Снова взвился бич. И снова вспыхнул на коже рубец. Но Белокрас молчал. Только пот выступил у него на висках. Растерянно поглядывая на Супруна, палач подошел к углям, присев на корточки, начал трогать ставшие вишневыми железные спицы. И тут старый мечетник поднял голову и взглянул на него пронзительно и грозно. Палач вдруг обмяк, побледнел, даже пошатнулся, потом неловко сгреб все спицы в корзину, стоявшую неподалеку, открыл двери клети и выбросил корзину. Супрун и бояре онемели от удивления. Не растерялся только Васютка, помощник палача. Он сорвал с себя кожаный фартук, подбежал сзади к Белокрасу и закрыл ему лицо. Палач несколько мгновений стоял как угорелый, потом кровь хлынула ему в лицо, он прикусил губу от стыда перед хозяином и его гостями. В один прыжок преодолел расстояние, отделявшее его от жертвы, легонько вскочил на бревно, привязанное к ее ногам, и сразу же соскочил. Хрустнули старческие кости. Белокрас глухо застонал, заговорил ломким голосом:
— Перун, дай силу… Дай мне молнию в руку, чтобы я спалил их всех…

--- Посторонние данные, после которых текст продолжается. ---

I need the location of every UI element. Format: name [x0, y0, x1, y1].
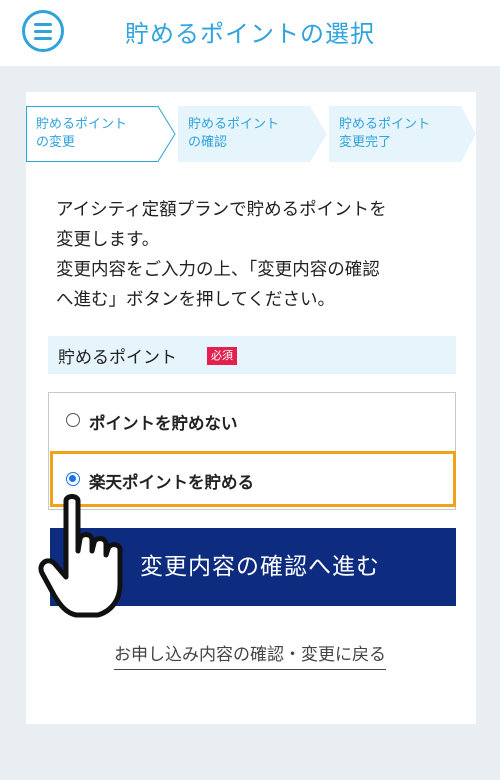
back-link-text[interactable]: お申し込み内容の確認・変更に戻る [114, 645, 386, 670]
step-2-line1: 貯めるポイント [188, 117, 280, 132]
progress-steps: 貯めるポイント の変更 貯めるポイント の確認 貯めるポイント 変更完了 [26, 106, 476, 162]
field-label: 貯めるポイント [58, 348, 177, 368]
step-1-line2: の変更 [36, 135, 76, 150]
main-card: 貯めるポイント の変更 貯めるポイント の確認 貯めるポイント 変更完了 アイシティ定… [26, 92, 476, 724]
back-link[interactable]: お申し込み内容の確認・変更に戻る [0, 640, 500, 670]
step-3: 貯めるポイント 変更完了 [329, 106, 476, 162]
step-3-line2: 変更完了 [339, 135, 392, 150]
option-no-points-label: ポイントを貯めない [89, 414, 238, 433]
pointer-hand-icon [38, 494, 123, 618]
step-2: 貯めるポイント の確認 [178, 106, 328, 162]
intro-text: アイシティ定額プランで貯めるポイントを 変更します。 変更内容をご入力の上、「変… [56, 200, 387, 310]
step-1: 貯めるポイント の変更 [26, 106, 176, 162]
step-1-line1: 貯めるポイント [36, 117, 128, 132]
required-badge: 必須 [207, 347, 237, 365]
radio-no-points[interactable] [66, 413, 80, 427]
app-header: 貯めるポイントの選択 [0, 0, 500, 66]
option-no-points[interactable]: ポイントを貯めない [49, 393, 455, 451]
step-2-line2: の確認 [188, 135, 228, 150]
step-3-line1: 貯めるポイント [339, 117, 431, 132]
field-label-row: 貯めるポイント 必須 [48, 336, 456, 374]
page-title: 貯めるポイントの選択 [125, 20, 375, 48]
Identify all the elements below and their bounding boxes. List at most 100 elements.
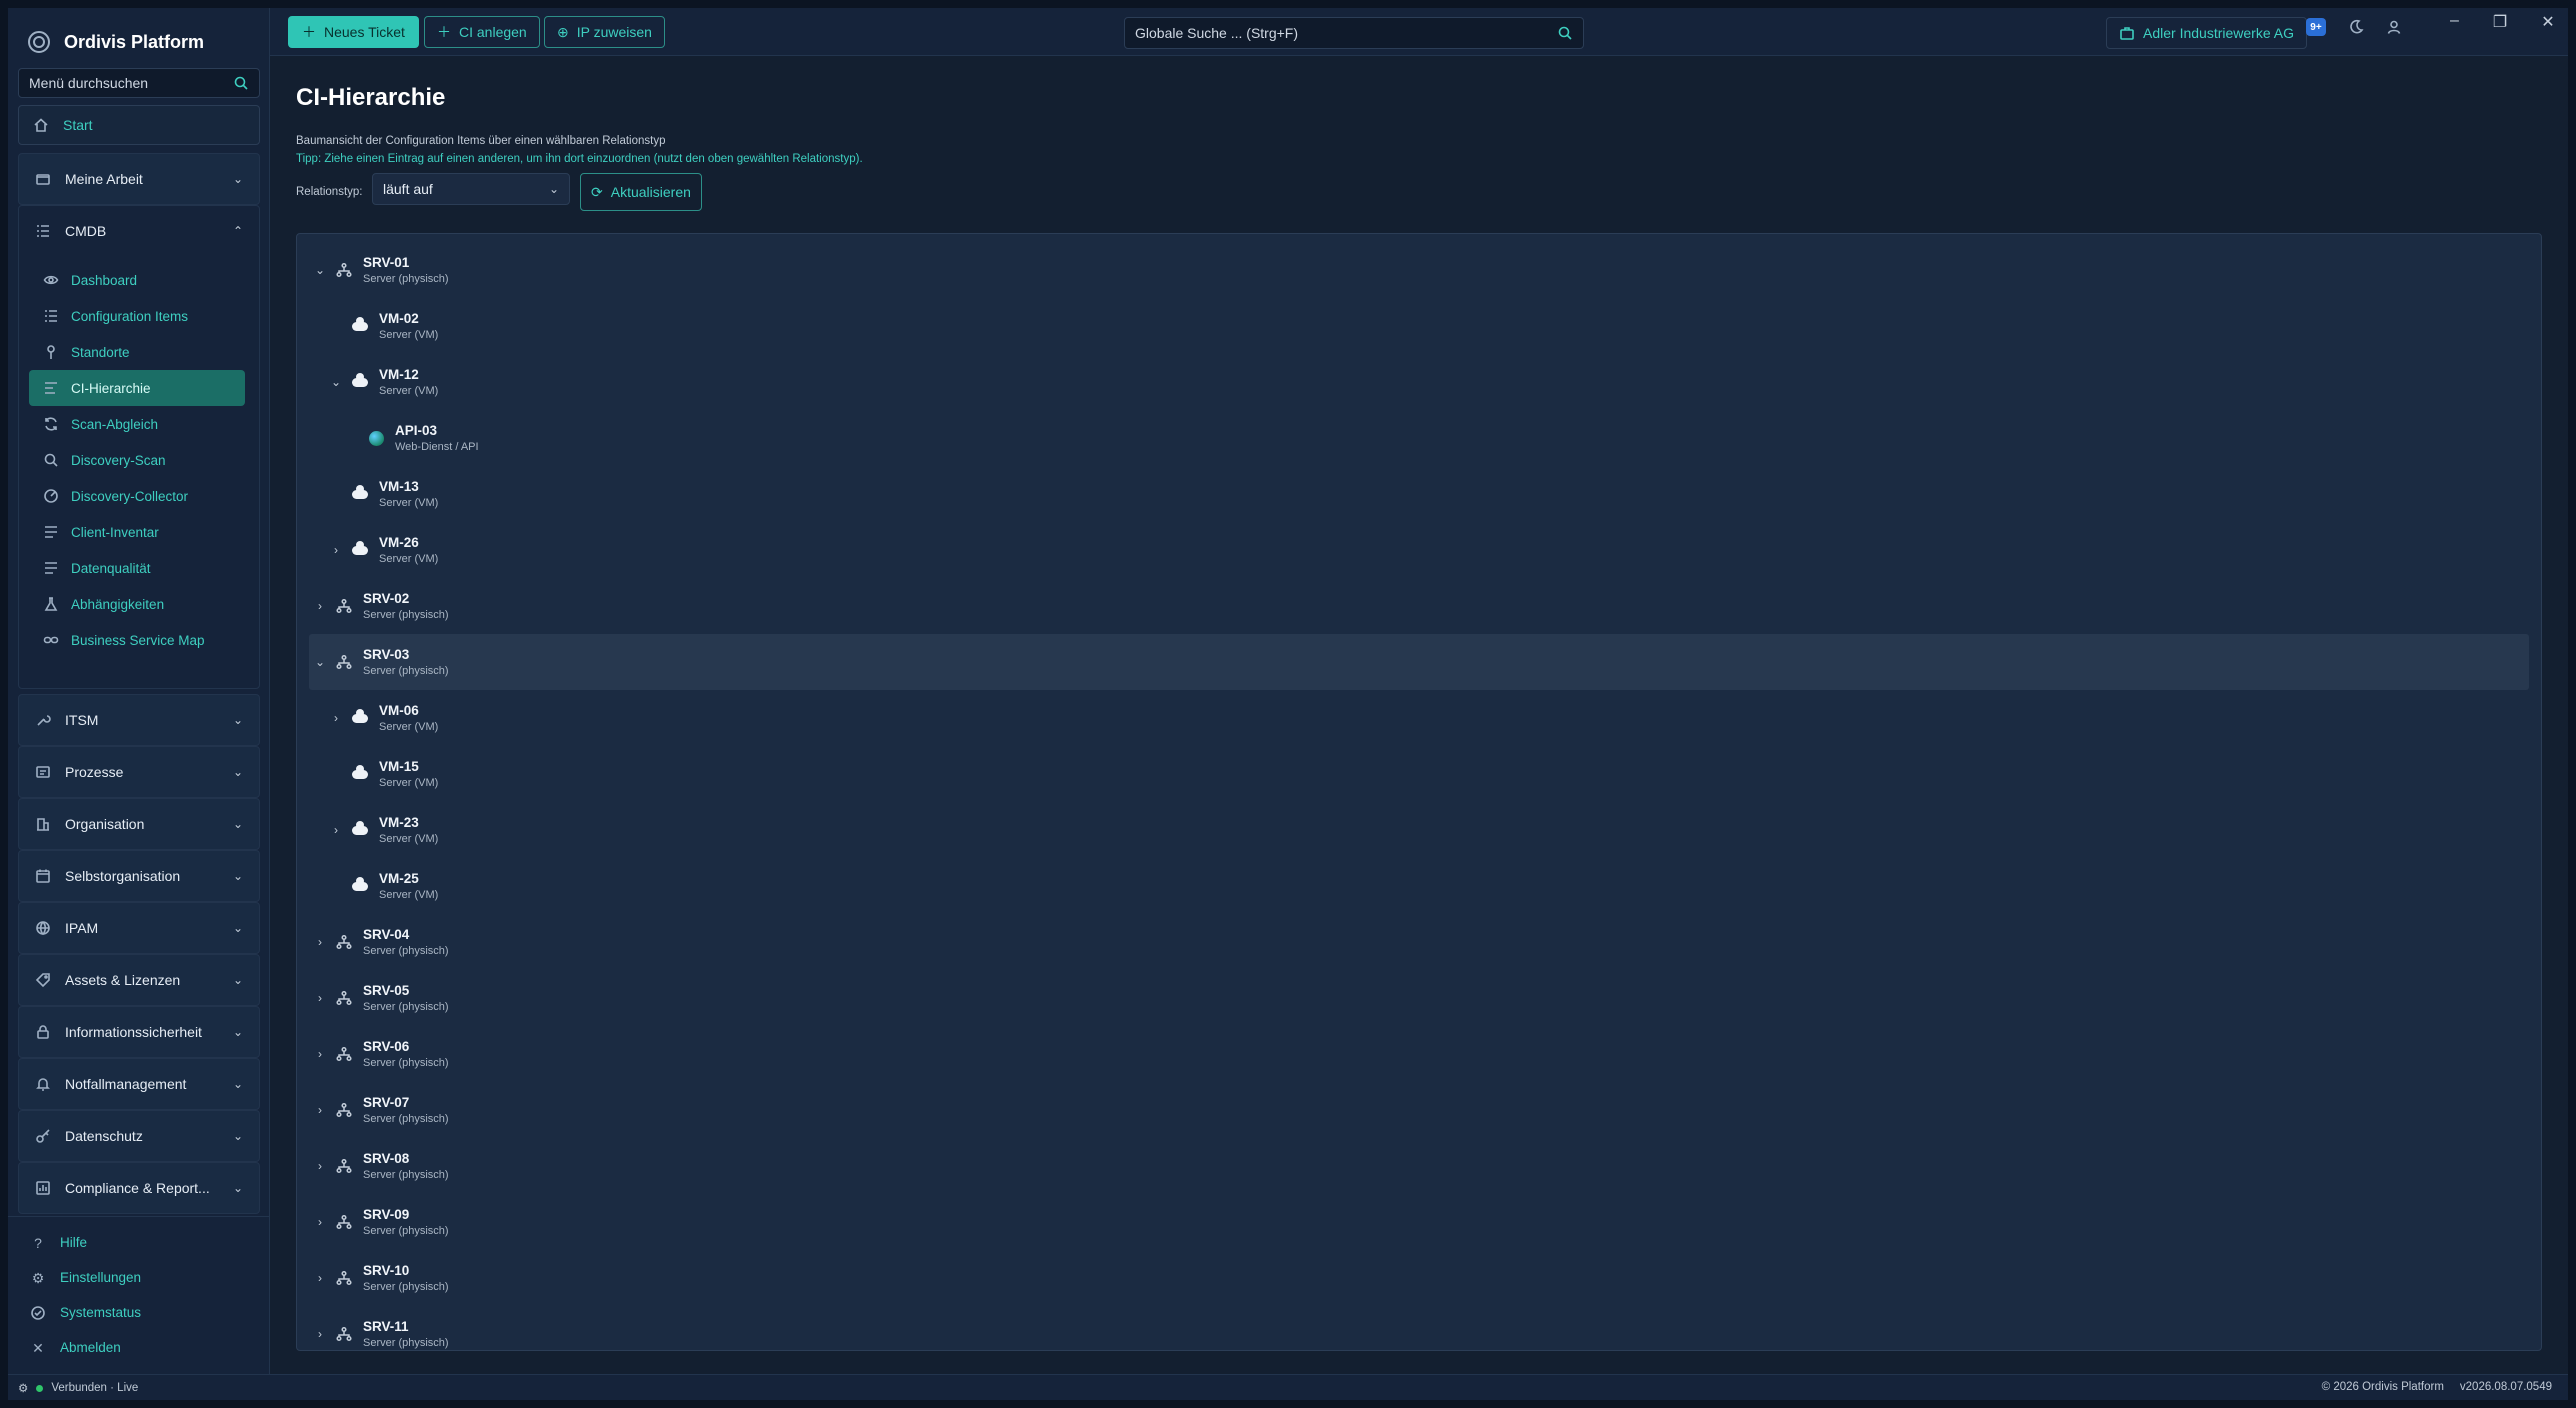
cloud-icon (347, 540, 373, 555)
chevron-right-icon[interactable]: › (325, 543, 347, 557)
menu-search-input[interactable] (29, 75, 233, 91)
sidebar-item-discovery-collector[interactable]: Discovery-Collector (29, 478, 245, 514)
sidebar-item-label: Abhängigkeiten (71, 596, 165, 612)
list-icon (35, 223, 51, 239)
restore-icon[interactable]: ❐ (2493, 12, 2507, 32)
sidebar-item-hilfe[interactable]: ? Hilfe (8, 1225, 270, 1260)
close-icon[interactable]: ✕ (2541, 12, 2554, 32)
search-icon[interactable] (233, 75, 249, 91)
create-ci-button[interactable]: ＋ CI anlegen (424, 16, 540, 48)
chevron-down-icon[interactable]: ⌄ (309, 263, 331, 277)
sidebar-group-notfallmanagement[interactable]: Notfallmanagement ⌄ (18, 1058, 260, 1110)
chevron-down-icon[interactable]: ⌄ (325, 375, 347, 389)
sidebar-group-selbstorganisation[interactable]: Selbstorganisation ⌄ (18, 850, 260, 902)
sidebar-item-discovery-scan[interactable]: Discovery-Scan (29, 442, 245, 478)
tenant-selector[interactable]: Adler Industriewerke AG (2106, 17, 2307, 49)
notification-badge[interactable]: 9+ (2306, 18, 2326, 36)
tree-node[interactable]: › VM-26 Server (VM) (309, 522, 2529, 578)
building-icon (35, 816, 51, 832)
tree-node[interactable]: › VM-06 Server (VM) (309, 690, 2529, 746)
tree-node[interactable]: VM-25 Server (VM) (309, 858, 2529, 914)
sidebar-group-assets-lizenzen[interactable]: Assets & Lizenzen ⌄ (18, 954, 260, 1006)
chevron-right-icon[interactable]: › (309, 1047, 331, 1061)
sidebar-group-compliance[interactable]: Compliance & Report... ⌄ (18, 1162, 260, 1214)
new-ticket-button[interactable]: ＋ Neues Ticket (288, 16, 419, 48)
sidebar-item-einstellungen[interactable]: ⚙ Einstellungen (8, 1260, 270, 1295)
tree-node[interactable]: › SRV-04 Server (physisch) (309, 914, 2529, 970)
check-circle-icon (30, 1305, 46, 1321)
chevron-right-icon[interactable]: › (309, 1103, 331, 1117)
assign-ip-button[interactable]: ⊕ IP zuweisen (544, 16, 665, 48)
chevron-right-icon[interactable]: › (309, 1215, 331, 1229)
sidebar-item-datenqualitaet[interactable]: Datenqualität (29, 550, 245, 586)
sidebar-group-informationssicherheit[interactable]: Informationssicherheit ⌄ (18, 1006, 260, 1058)
tree-node[interactable]: VM-13 Server (VM) (309, 466, 2529, 522)
search-icon[interactable] (1557, 25, 1573, 41)
tree-node[interactable]: › SRV-11 Server (physisch) (309, 1306, 2529, 1350)
sidebar-group-prozesse[interactable]: Prozesse ⌄ (18, 746, 260, 798)
sidebar-group-itsm[interactable]: ITSM ⌄ (18, 694, 260, 746)
tree-node[interactable]: › SRV-09 Server (physisch) (309, 1194, 2529, 1250)
sidebar-item-label: Configuration Items (71, 308, 189, 324)
tree-node[interactable]: › SRV-05 Server (physisch) (309, 970, 2529, 1026)
tree-node[interactable]: › SRV-10 Server (physisch) (309, 1250, 2529, 1306)
sidebar-item-start[interactable]: Start (18, 105, 260, 145)
chevron-right-icon[interactable]: › (309, 1159, 331, 1173)
sidebar-item-label: Systemstatus (60, 1305, 142, 1320)
chevron-right-icon[interactable]: › (309, 991, 331, 1005)
chevron-right-icon[interactable]: › (309, 1327, 331, 1341)
sidebar-item-abmelden[interactable]: ✕ Abmelden (8, 1330, 270, 1365)
group-label: Organisation (65, 816, 145, 832)
tree-node[interactable]: ⌄ SRV-03 Server (physisch) (309, 634, 2529, 690)
user-icon[interactable] (2386, 19, 2402, 35)
tree-node[interactable]: VM-15 Server (VM) (309, 746, 2529, 802)
server-icon (331, 262, 357, 278)
chevron-right-icon[interactable]: › (325, 823, 347, 837)
tree-node[interactable]: ⌄ SRV-01 Server (physisch) (309, 242, 2529, 298)
app-name: Ordivis Platform (64, 31, 205, 52)
refresh-button[interactable]: ⟳ Aktualisieren (580, 173, 702, 211)
chevron-right-icon[interactable]: › (309, 1271, 331, 1285)
cmdb-group-header[interactable]: CMDB ⌃ (19, 206, 259, 256)
sidebar-item-dashboard[interactable]: Dashboard (29, 262, 245, 298)
list-icon (43, 524, 59, 540)
server-icon (331, 934, 357, 950)
sidebar-group-meine-arbeit[interactable]: Meine Arbeit ⌄ (18, 153, 260, 205)
bug-icon[interactable]: ⚙ (18, 1381, 28, 1395)
chevron-right-icon[interactable]: › (325, 711, 347, 725)
sidebar-group-datenschutz[interactable]: Datenschutz ⌄ (18, 1110, 260, 1162)
sidebar-item-client-inventar[interactable]: Client-Inventar (29, 514, 245, 550)
chevron-right-icon[interactable]: › (309, 599, 331, 613)
tree-node[interactable]: › SRV-06 Server (physisch) (309, 1026, 2529, 1082)
chevron-down-icon: ⌄ (232, 765, 243, 779)
tree-node-name: VM-13 (379, 479, 419, 494)
tree-node[interactable]: › SRV-08 Server (physisch) (309, 1138, 2529, 1194)
tree-node-type: Web-Dienst / API (395, 441, 479, 453)
tree-node[interactable]: ⌄ VM-12 Server (VM) (309, 354, 2529, 410)
chevron-down-icon[interactable]: ⌄ (309, 655, 331, 669)
sidebar-item-scan-abgleich[interactable]: Scan-Abgleich (29, 406, 245, 442)
tree-node-name: VM-15 (379, 759, 419, 774)
minimize-icon[interactable]: – (2450, 12, 2459, 32)
sidebar-group-ipam[interactable]: IPAM ⌄ (18, 902, 260, 954)
key-icon (35, 1128, 51, 1144)
tree-node[interactable]: › SRV-02 Server (physisch) (309, 578, 2529, 634)
brand[interactable]: Ordivis Platform (28, 22, 204, 62)
tree-node[interactable]: › SRV-07 Server (physisch) (309, 1082, 2529, 1138)
moon-icon[interactable] (2348, 19, 2364, 35)
sidebar-group-organisation[interactable]: Organisation ⌄ (18, 798, 260, 850)
sidebar-item-configuration-items[interactable]: Configuration Items (29, 298, 245, 334)
relation-type-select[interactable]: läuft auf ⌄ (372, 173, 570, 205)
sidebar-item-business-service-map[interactable]: Business Service Map (29, 622, 245, 658)
tree-node-type: Server (physisch) (363, 273, 449, 285)
sidebar-item-standorte[interactable]: Standorte (29, 334, 245, 370)
sidebar-item-ci-hierarchie[interactable]: CI-Hierarchie (29, 370, 245, 406)
global-search-input[interactable] (1135, 25, 1557, 41)
tree-node[interactable]: API-03 Web-Dienst / API (309, 410, 2529, 466)
chevron-right-icon[interactable]: › (309, 935, 331, 949)
tree-node-type: Server (physisch) (363, 665, 449, 677)
sidebar-item-systemstatus[interactable]: Systemstatus (8, 1295, 270, 1330)
tree-node[interactable]: VM-02 Server (VM) (309, 298, 2529, 354)
tree-node[interactable]: › VM-23 Server (VM) (309, 802, 2529, 858)
sidebar-item-abhaengigkeiten[interactable]: Abhängigkeiten (29, 586, 245, 622)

Завыл на дворе ветер. Мокрым снегом плеснуло в оконце. Бояре вздрогнули. Побледнел и Супрун. Но справился с собой и снова припал к кубку с вином.
— Перун, — корчился под раскаленным железом языческий воевода. — Перун…
— Жги нечестивца, пока не испустит дух! — приказал боярин.
Глава седьмая
И все прошло, а солнце и ныне
Согревает земную грудь.
И на север через пустыни
Снова аисты держат путь.
«Где я? Что со мною?» — в отчаянии подумал Беловолод и начал испуганно шарить вокруг себя руками. У него было такое чувство, будто он провалился под глухой лед, в черную колюче-холодную воду. Уже не хватает воздуха, красные искры сыплются из глаз, а выхода нет — голова бьется об лед и пальцы натыкаются на что-то твердое и шершавое. «Не выберусь… Не выплыву…» — страх сковал. Нигде не было никакой зацепки. Руки снова скользнули по чему-то твердому. Подумалось о деревьях-топляках, лежащих на черном речном дне, о сонных рыбах. Но рыбы весной оживут, теплое солнце засияет им через толщу воды, а человеческая плоть сделается тленом, превратится в буро-зеленую слизь, что налипает на подводные коряги и камни. И вдруг Беловолод увидел в густом мраке перед собой маленькую острую точечку света. Он рванулся к ней, ударился обо что-то и открыл глаза.